I only had one gripe. One Velociraptor was portrayed with hairy feathers.
I don’t care what the science says. It looked silly, like some cast off carnival haunted house prop. Many of the displays were hands-on, and there were palaeontologists exhuming fossils from real rocks as part of the exhibit.

As I was walking through the exhibition, one of the things I couldn’t keep out of my mind was how any Creationist viewing the exhibit would find the visit ruined for them. Of course, I use the term "Creationist" here as shorthand for Young Earth Creationist- I regard myself as a "Creationist" by definition as a Christian, but I'm poles apart from being a Young Earther. Never mind the hordes of young people being sparked to an interest in science and learning, or the quality of the multimedia and static displays. I can just imagine these people, indoctrinated into hating science in a kind of sick, pavlovian response, as they would fume and rail at the references to deep time and evolutionary processes scattered throughout the exhibit. It reminded me of just how embarassing Young Earth Creationist organisations like CMI and AiG should be regarded as by Christians of all creeds.

People who know me know that I get a bit knotty when people eject their brains in matters of Faith. If people go to museums like this one and lose their faith in God because the sign says “millions of years ago”, then I’d have to doubt their faith was very grounded to begin with. However, when people start teaching that you can’t believe in Jesus without regarding the presentation of such a wonderful Dinosaur exhibit as a monstrous atheistic conspiracy then, well, perhaps the kindest thing I could say about such people (alas, even as a Christian) is that they should be publicly ridiculed. And then flogged. And then fed to Velociraptors. With lasers on their heads.

2 comments:

Anonymous said...

Nathan,
Did you know that at the Denver Museum of Nature and Science there is a "Guide" in the Dinosaur exhibit telling kids about Genesis and the "Theories" of the YEC and why evolution is all bullshit. I sent an e-mail to the museum for confirmation, but got no reply.

Gary said...

Very interesting post -- and the last part made me laugh!
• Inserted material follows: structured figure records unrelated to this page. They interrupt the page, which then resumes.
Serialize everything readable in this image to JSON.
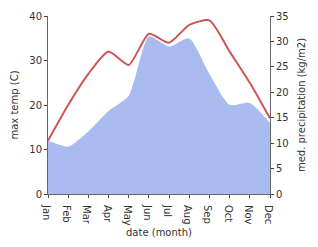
{
  "chart_data": {
    "type": "line",
    "categories": [
      "Jan",
      "Feb",
      "Mar",
      "Apr",
      "May",
      "Jun",
      "Jul",
      "Aug",
      "Sep",
      "Oct",
      "Nov",
      "Dec"
    ],
    "x_label": "date (month)",
    "y_label": "max temp (C)",
    "y2_label": "med. precipitation (kg/m2)",
    "ylim": [
      0,
      40
    ],
    "yticks": [
      0,
      10,
      20,
      30,
      40
    ],
    "y2lim": [
      0,
      35
    ],
    "y2ticks": [
      0,
      5,
      10,
      15,
      20,
      25,
      30,
      35
    ],
    "grid": false,
    "series": [
      {
        "name": "med. precipitation",
        "type": "area",
        "axis": "y2",
        "color": "#aabbf0",
        "values": [
          10.5,
          9.3,
          12.3,
          16.3,
          19.3,
          31,
          29,
          30.6,
          23.6,
          17.5,
          17.9,
          14
        ]
      },
      {
        "name": "max temp",
        "type": "line",
        "color": "#cc5555",
        "values": [
          12,
          20,
          27,
          32,
          29,
          36,
          34,
          38,
          39,
          32,
          25,
          17
        ]
      }
    ]
  }
}
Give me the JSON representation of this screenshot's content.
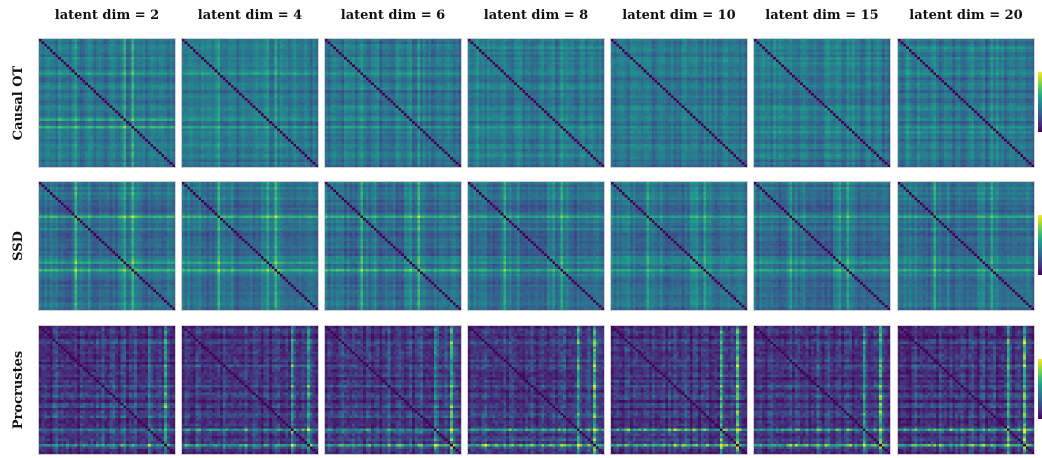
{
  "chart_data": {
    "type": "heatmap",
    "colormap": "viridis",
    "grid_size": 50,
    "columns": [
      "latent dim = 2",
      "latent dim = 4",
      "latent dim = 6",
      "latent dim = 8",
      "latent dim = 10",
      "latent dim = 15",
      "latent dim = 20"
    ],
    "rows": [
      {
        "label": "Causal OT",
        "style": "smooth",
        "hot_indices": [
          13,
          31,
          34
        ],
        "hot_strength": [
          0.55,
          0.45,
          0.35,
          0.3,
          0.28,
          0.27,
          0.27
        ]
      },
      {
        "label": "SSD",
        "style": "smooth",
        "hot_indices": [
          13,
          31,
          34
        ],
        "hot_strength": [
          0.55,
          0.5,
          0.45,
          0.42,
          0.4,
          0.38,
          0.38
        ]
      },
      {
        "label": "Procrustes",
        "style": "noisy",
        "hot_indices": [
          40,
          46
        ],
        "hot_strength": [
          0.45,
          0.5,
          0.55,
          0.6,
          0.62,
          0.62,
          0.62
        ]
      }
    ],
    "diagonal": "zero",
    "colorbar": "per-row"
  }
}
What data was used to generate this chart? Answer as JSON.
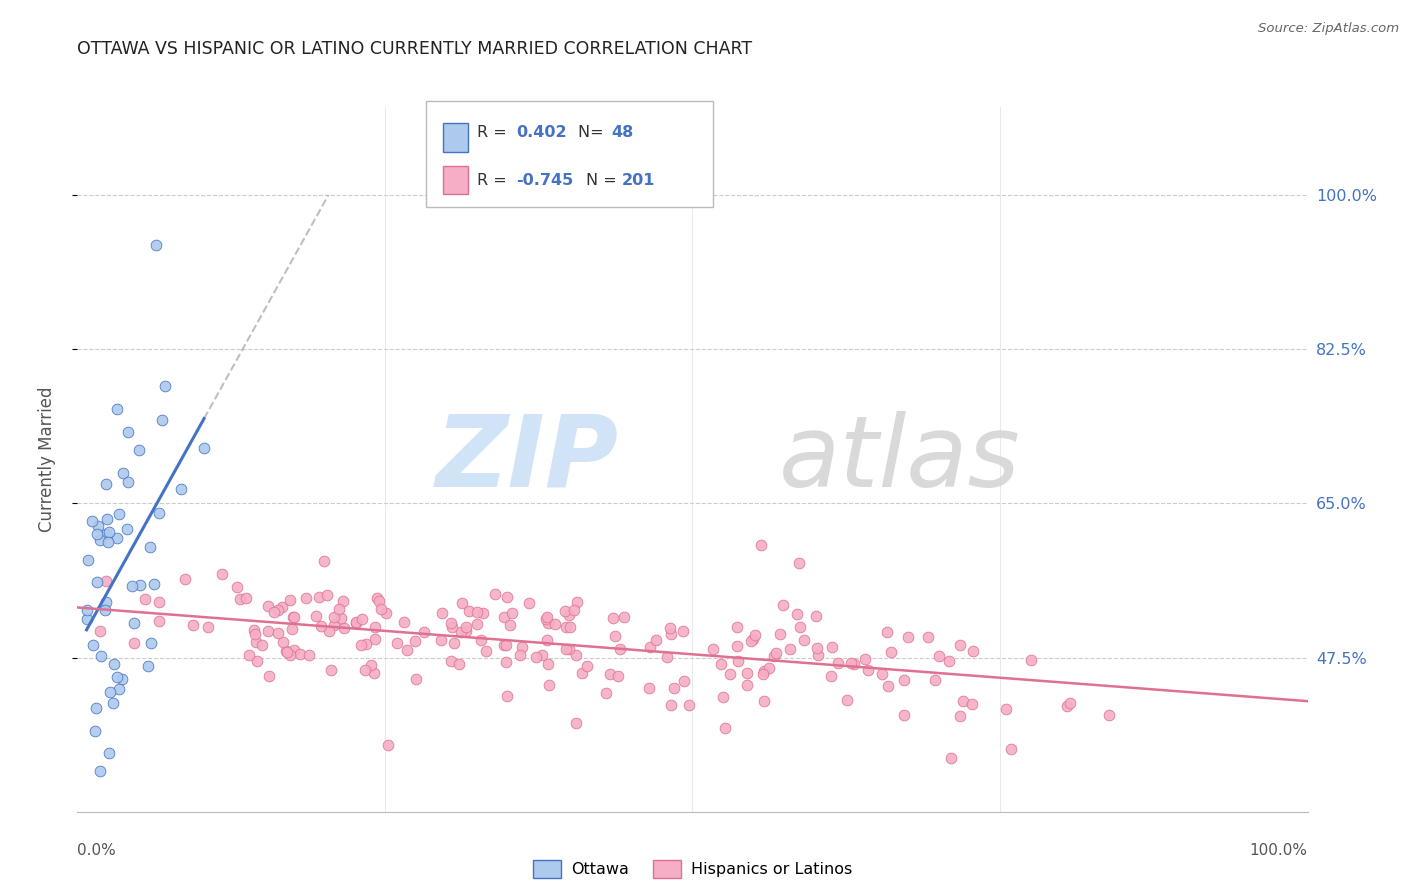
{
  "title": "OTTAWA VS HISPANIC OR LATINO CURRENTLY MARRIED CORRELATION CHART",
  "source": "Source: ZipAtlas.com",
  "ylabel": "Currently Married",
  "legend_ottawa_R": "0.402",
  "legend_ottawa_N": "48",
  "legend_hispanic_R": "-0.745",
  "legend_hispanic_N": "201",
  "yticks_labels": [
    "47.5%",
    "65.0%",
    "82.5%",
    "100.0%"
  ],
  "yticks_vals": [
    0.475,
    0.65,
    0.825,
    1.0
  ],
  "xlim": [
    0.0,
    1.0
  ],
  "ylim": [
    0.3,
    1.1
  ],
  "ottawa_color": "#adc9ed",
  "ottawa_line_color": "#4472c4",
  "hispanic_color": "#f5aec5",
  "hispanic_line_color": "#e07090",
  "bg_color": "#ffffff",
  "grid_color": "#cccccc",
  "title_color": "#222222",
  "axis_label_color": "#555555",
  "right_tick_color": "#4472c4",
  "watermark_zip_color": "#cce0f5",
  "watermark_atlas_color": "#d5d5d5"
}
I used to be a [Young Earth] Creationist myself. I read the books and just assumed they were intellectually honest. Now that I've had a biblical education, however...

There are still some very hard-to-believe things that really are hard to explain from a viewpoint of [unguided] evolution.

If cats hate water so much, why do they love fish? This makes no sense.

I'm definitely with you on the not-ejecting-brains-on-faith-matters thing! Science is not evil. Without science, we wouldn't have sci-fi!